"How are you feeling today?" Dr. Collins, the attending asks.
"When I turn my head, it feels like there is another piece of my head that has been left behind and has to catch up, like a comet trail."
"That is the Dilantin. It will get better. You only have one more day of the Dilantin." he explains.
"Are you a writer?" "No," I reply, "but I like to document. I'm trying to write a blog."
"You have a way of describing that I haven't heard before. "Do you have any questions?" he asks. I had a list.
"When I lay down I'm having jerks or twitches in my right shoulder and my hand, what is that about?"
"You are taking the Dilantin to prevent seizures. It is working.
During my questions, I use the terms that I had begun to associate with this process -- "....Destroying my capacity to make blood, killing my immune system....., this is assisted suicide if it were not for the donor."

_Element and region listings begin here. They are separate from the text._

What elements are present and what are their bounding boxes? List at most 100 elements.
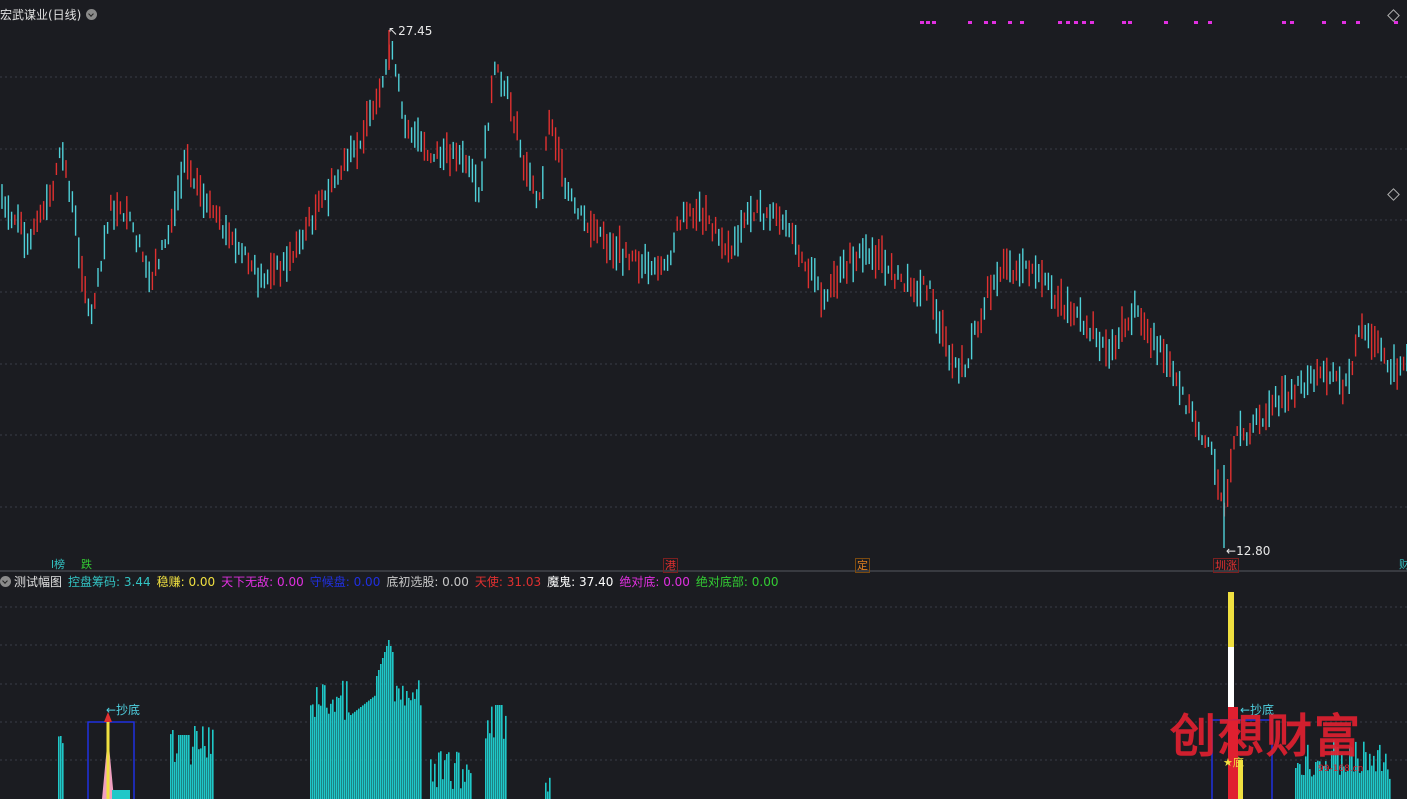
indicator-bar bbox=[190, 764, 192, 799]
indicator-bar bbox=[448, 752, 450, 799]
indicator-bar bbox=[346, 681, 348, 799]
indicator-bar bbox=[356, 710, 358, 799]
indicator-values: 控盘筹码: 3.44 稳赚: 0.00 天下无敌: 0.00 守候盘: 0.00 底初选… bbox=[68, 573, 784, 590]
indicator-bar bbox=[194, 726, 196, 799]
indicator-bar bbox=[416, 689, 418, 799]
event-tag[interactable]: l榜 bbox=[51, 558, 66, 571]
event-tag[interactable]: 圳涨 bbox=[1213, 558, 1239, 573]
indicator-bar bbox=[503, 738, 505, 799]
indicator-bar bbox=[336, 696, 338, 799]
signal-arrow bbox=[104, 712, 112, 722]
event-tag[interactable]: 财 bbox=[1399, 558, 1407, 571]
indicator-bar bbox=[1389, 778, 1391, 799]
indicator-bar bbox=[1327, 770, 1329, 799]
indicator-bar bbox=[549, 777, 551, 799]
indicator-bar bbox=[174, 761, 176, 799]
indicator-bar bbox=[314, 716, 316, 799]
indicator-bar bbox=[1339, 774, 1341, 799]
indicator-bar bbox=[376, 676, 378, 799]
indicator-bar bbox=[1313, 774, 1315, 799]
indicator-bar bbox=[464, 781, 466, 799]
chart-menu-icon[interactable] bbox=[86, 8, 98, 20]
indicator-bar bbox=[320, 705, 322, 799]
signal-box bbox=[1211, 719, 1273, 799]
indicator-bar bbox=[330, 703, 332, 799]
indicator-bar bbox=[1373, 755, 1375, 799]
signal-markers bbox=[920, 21, 1398, 24]
indicator-bar bbox=[1361, 771, 1363, 799]
indicator-bar bbox=[444, 760, 446, 799]
signal-column bbox=[1238, 760, 1243, 799]
signal-marker bbox=[1208, 21, 1212, 24]
indicator-bar bbox=[1311, 776, 1313, 799]
indicator-name: 测试幅图 bbox=[14, 574, 63, 589]
indicator-bar bbox=[547, 791, 549, 799]
indicator-value-0: 控盘筹码: 3.44 bbox=[68, 574, 151, 589]
signal-marker bbox=[1082, 21, 1086, 24]
indicator-bar bbox=[491, 706, 493, 799]
indicator-bar bbox=[362, 705, 364, 799]
indicator-bar bbox=[1363, 741, 1365, 799]
signal-marker bbox=[1342, 21, 1346, 24]
indicator-bar bbox=[450, 781, 452, 799]
watermark-url: 99-168.cn bbox=[1318, 764, 1364, 774]
indicator-bar bbox=[489, 733, 491, 799]
indicator-bar bbox=[1317, 760, 1319, 799]
indicator-bar bbox=[390, 646, 392, 799]
indicator-value-6: 魔鬼: 37.40 bbox=[547, 574, 614, 589]
indicator-value-5: 天使: 31.03 bbox=[474, 574, 542, 589]
indicator-bar bbox=[386, 646, 388, 799]
signal-marker bbox=[1058, 21, 1062, 24]
buy-signal-label: ←抄底 bbox=[1240, 703, 1275, 717]
indicator-bar bbox=[487, 720, 489, 799]
indicator-bar bbox=[400, 699, 402, 799]
indicator-bar bbox=[380, 664, 382, 799]
indicator-bar bbox=[170, 734, 172, 799]
indicator-bar bbox=[184, 735, 186, 799]
indicator-bar bbox=[344, 719, 346, 799]
signal-marker bbox=[926, 21, 930, 24]
indicator-bar bbox=[180, 735, 182, 799]
indicator-bar bbox=[212, 729, 214, 799]
indicator-bar bbox=[1355, 741, 1357, 799]
high-price-label: ↖27.45 bbox=[388, 24, 433, 38]
indicator-bar bbox=[1371, 765, 1373, 799]
indicator-bar bbox=[1335, 746, 1337, 799]
indicator-bar bbox=[1333, 740, 1335, 799]
indicator-bar bbox=[1357, 758, 1359, 799]
signal-marker bbox=[1122, 21, 1126, 24]
indicator-value-8: 绝对底部: 0.00 bbox=[695, 574, 779, 589]
indicator-bar bbox=[196, 731, 198, 799]
indicator-bar bbox=[432, 781, 434, 799]
indicator-bar bbox=[493, 737, 495, 799]
event-tag[interactable]: 港 bbox=[663, 558, 678, 573]
indicator-bar bbox=[202, 726, 204, 799]
indicator-bar bbox=[318, 704, 320, 799]
indicator-bar bbox=[198, 749, 200, 799]
indicator-bar bbox=[466, 764, 468, 799]
indicator-bar bbox=[324, 685, 326, 799]
indicator-bar bbox=[208, 727, 210, 799]
indicator-bar bbox=[545, 782, 547, 799]
event-tag[interactable]: 定 bbox=[855, 558, 870, 573]
indicator-bar bbox=[328, 713, 330, 799]
indicator-bar bbox=[414, 698, 416, 799]
signal-marker bbox=[1020, 21, 1024, 24]
indicator-bar bbox=[352, 713, 354, 799]
signal-marker bbox=[1290, 21, 1294, 24]
indicator-bar bbox=[1315, 762, 1317, 799]
indicator-bar bbox=[505, 715, 507, 799]
indicator-bar bbox=[62, 743, 64, 799]
indicator-bar bbox=[360, 707, 362, 799]
indicator-bar bbox=[1353, 771, 1355, 799]
signal-column bbox=[1228, 592, 1234, 647]
event-tag[interactable]: 跌 bbox=[81, 558, 92, 571]
indicator-bar bbox=[398, 688, 400, 799]
indicator-menu-icon[interactable] bbox=[0, 575, 11, 587]
indicator-bar bbox=[404, 705, 406, 799]
indicator-bar bbox=[1377, 750, 1379, 799]
signal-marker bbox=[1194, 21, 1198, 24]
indicator-bar bbox=[358, 708, 360, 799]
indicator-bar bbox=[440, 751, 442, 799]
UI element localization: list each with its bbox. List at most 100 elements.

He flinched when he heard the words I had chosen. His left arm bent and drew to his chest, almost as if for protection. His eyes, mouth and brow expressed how wrong I am more in horror than reprimand. In his almost involuntary gesture responding to my point of view, I glimpsed the integrity of Dr. Collins for saving lives. I felt leveled. I thought I was a member of the team but I just didn't get it. I explained to him what I saw and apologized.
"Blog it," he said as he walked out the door. I'm following his order.